Quel rôle voyez-vous Somewhere Good jouer dans le paysage plus large des médias sociaux ? De quoi rêves-tu pour l’avenir de l’application ?
Je suis ravi de voir comment nous pouvons aider les gens à se connecter avec plus d’intention et de tendresse, et comment nous pouvons encourager les gens à apprendre, à archiver et à se connecter les uns aux autres en tant que sources de connaissances. Nous réfléchissons également davantage à la connexion de l’expérience en ligne aux expériences IRL, et aux potentiels d’une plate-forme en ligne qui pense également à la connexion IRL. Je suis vraiment excité de voir à quoi cela peut ressembler.
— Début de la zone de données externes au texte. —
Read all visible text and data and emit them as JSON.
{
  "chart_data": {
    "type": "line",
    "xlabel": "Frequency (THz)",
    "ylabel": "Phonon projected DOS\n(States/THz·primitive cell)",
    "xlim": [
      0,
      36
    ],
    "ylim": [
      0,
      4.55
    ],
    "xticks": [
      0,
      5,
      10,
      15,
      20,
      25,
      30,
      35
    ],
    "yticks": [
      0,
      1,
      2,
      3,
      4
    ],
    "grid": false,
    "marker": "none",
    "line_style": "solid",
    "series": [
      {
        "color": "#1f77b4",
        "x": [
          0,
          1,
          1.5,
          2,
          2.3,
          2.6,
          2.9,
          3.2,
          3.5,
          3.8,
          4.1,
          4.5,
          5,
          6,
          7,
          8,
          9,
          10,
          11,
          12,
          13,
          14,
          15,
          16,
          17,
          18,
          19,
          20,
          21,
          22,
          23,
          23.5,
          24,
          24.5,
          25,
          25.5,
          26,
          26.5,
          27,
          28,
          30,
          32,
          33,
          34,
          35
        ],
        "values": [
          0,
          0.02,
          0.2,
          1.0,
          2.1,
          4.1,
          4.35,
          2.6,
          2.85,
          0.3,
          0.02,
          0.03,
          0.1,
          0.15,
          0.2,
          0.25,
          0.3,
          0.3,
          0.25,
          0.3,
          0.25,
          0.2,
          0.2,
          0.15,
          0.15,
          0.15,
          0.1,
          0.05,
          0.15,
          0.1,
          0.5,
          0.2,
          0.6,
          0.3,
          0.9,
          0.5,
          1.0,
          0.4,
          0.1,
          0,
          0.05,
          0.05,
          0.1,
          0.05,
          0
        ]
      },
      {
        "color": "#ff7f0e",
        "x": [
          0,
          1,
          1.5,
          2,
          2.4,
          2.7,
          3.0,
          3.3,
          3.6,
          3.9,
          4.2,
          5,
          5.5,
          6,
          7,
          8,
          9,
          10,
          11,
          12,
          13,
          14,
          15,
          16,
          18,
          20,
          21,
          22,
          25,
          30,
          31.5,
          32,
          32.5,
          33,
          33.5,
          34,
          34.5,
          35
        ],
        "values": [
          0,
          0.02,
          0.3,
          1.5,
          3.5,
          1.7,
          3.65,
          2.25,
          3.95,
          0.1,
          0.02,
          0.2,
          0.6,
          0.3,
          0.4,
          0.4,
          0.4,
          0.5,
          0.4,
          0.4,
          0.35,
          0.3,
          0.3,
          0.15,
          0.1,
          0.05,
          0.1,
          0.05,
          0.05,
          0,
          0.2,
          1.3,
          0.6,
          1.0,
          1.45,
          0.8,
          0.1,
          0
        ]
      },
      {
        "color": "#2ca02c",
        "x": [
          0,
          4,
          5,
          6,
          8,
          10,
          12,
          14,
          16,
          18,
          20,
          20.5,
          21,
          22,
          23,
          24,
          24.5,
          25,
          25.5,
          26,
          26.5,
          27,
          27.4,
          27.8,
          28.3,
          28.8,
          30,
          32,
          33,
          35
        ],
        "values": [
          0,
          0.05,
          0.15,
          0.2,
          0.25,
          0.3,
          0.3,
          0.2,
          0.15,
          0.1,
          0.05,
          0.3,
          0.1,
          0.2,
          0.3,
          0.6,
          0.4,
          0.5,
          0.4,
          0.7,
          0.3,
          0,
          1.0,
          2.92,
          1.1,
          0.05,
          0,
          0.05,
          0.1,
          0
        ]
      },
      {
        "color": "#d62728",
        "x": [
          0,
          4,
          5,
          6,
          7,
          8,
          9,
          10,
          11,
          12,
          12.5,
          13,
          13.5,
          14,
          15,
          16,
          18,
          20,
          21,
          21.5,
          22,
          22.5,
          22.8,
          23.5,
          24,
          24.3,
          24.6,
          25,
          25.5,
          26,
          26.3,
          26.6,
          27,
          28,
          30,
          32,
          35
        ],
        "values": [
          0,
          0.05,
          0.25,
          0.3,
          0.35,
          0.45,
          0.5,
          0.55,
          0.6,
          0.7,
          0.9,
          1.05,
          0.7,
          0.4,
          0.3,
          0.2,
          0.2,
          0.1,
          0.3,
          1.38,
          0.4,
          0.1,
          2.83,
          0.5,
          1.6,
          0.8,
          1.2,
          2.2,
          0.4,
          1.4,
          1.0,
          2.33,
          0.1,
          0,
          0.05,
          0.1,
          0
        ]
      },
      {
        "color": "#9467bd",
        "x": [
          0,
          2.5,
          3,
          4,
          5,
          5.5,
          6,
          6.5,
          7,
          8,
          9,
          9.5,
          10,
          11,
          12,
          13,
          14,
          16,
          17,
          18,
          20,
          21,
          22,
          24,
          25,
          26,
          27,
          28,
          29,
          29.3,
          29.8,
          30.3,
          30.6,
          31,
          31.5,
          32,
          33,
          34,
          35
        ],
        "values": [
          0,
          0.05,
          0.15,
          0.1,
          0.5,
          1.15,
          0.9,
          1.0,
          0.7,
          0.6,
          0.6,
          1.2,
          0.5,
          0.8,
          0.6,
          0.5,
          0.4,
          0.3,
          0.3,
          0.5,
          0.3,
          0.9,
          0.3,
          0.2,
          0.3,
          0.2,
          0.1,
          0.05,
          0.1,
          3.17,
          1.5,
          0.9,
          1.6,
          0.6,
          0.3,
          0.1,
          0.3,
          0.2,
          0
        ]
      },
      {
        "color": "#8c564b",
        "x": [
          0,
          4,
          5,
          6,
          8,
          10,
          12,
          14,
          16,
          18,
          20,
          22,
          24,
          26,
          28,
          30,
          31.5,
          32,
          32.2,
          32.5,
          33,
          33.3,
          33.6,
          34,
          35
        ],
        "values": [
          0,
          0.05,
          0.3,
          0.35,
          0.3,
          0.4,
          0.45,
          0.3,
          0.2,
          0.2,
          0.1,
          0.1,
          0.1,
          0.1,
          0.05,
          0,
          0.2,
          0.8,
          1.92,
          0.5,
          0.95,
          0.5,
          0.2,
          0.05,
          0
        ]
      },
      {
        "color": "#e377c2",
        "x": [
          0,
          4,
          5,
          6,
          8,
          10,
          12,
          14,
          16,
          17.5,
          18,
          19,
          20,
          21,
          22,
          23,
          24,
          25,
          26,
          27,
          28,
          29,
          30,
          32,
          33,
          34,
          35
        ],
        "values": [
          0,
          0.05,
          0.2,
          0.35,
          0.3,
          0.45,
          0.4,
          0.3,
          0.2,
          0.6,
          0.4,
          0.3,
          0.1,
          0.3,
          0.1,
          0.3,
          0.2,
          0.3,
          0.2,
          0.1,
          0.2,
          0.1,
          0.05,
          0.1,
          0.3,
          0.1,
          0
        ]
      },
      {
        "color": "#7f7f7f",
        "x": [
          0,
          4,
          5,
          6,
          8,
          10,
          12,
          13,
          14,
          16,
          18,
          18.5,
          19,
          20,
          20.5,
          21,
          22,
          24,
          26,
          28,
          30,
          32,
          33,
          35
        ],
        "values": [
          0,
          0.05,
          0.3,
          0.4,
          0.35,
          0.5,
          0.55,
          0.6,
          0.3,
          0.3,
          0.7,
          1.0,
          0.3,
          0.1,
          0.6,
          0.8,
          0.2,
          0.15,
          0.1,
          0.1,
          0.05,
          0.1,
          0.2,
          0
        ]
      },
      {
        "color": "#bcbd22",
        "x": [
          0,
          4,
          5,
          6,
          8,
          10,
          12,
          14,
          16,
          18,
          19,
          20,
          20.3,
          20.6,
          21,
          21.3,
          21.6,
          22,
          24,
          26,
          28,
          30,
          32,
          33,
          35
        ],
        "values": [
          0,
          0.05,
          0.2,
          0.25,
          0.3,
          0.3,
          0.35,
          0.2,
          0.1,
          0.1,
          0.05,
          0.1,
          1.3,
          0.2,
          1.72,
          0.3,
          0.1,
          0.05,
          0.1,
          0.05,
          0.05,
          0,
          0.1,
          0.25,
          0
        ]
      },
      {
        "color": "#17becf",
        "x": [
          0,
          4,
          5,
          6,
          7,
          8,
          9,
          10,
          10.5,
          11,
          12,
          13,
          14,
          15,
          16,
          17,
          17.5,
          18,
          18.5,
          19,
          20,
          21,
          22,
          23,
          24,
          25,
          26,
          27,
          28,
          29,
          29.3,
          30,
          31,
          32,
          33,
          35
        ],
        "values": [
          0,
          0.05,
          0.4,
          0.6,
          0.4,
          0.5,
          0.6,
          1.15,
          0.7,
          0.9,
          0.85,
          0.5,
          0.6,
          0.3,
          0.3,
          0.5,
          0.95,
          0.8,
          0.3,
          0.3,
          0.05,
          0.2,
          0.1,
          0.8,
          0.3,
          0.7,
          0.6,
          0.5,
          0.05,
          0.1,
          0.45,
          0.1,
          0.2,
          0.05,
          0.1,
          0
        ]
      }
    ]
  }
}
J’adore ça – sur la plupart des plateformes de médias sociaux, le but est de vous garder en ligne. Par nature, ils ne peuvent pas vous encourager à vivre une vie en dehors de cela.
Exactement. Dans l’un de nos premiers tests, nous avions un « mode week-end ». Cela signifiait que l’application n’était pas disponible le week-end, et à la place, il y avait un écran qui disait aux utilisateurs « nous ne sommes pas là. Profitez de votre expérience en dehors de cette application. » Bien que nous n’ayons plus l’écran du week-end, nous réfléchissons à ce à quoi ressemble une plate-forme sociale lorsqu’elle ne veut pas que ses utilisateurs y soient constamment et qu’il s’agit plutôt d’un outil qui peut prendre en charge leur vie hors de l’application comme bien.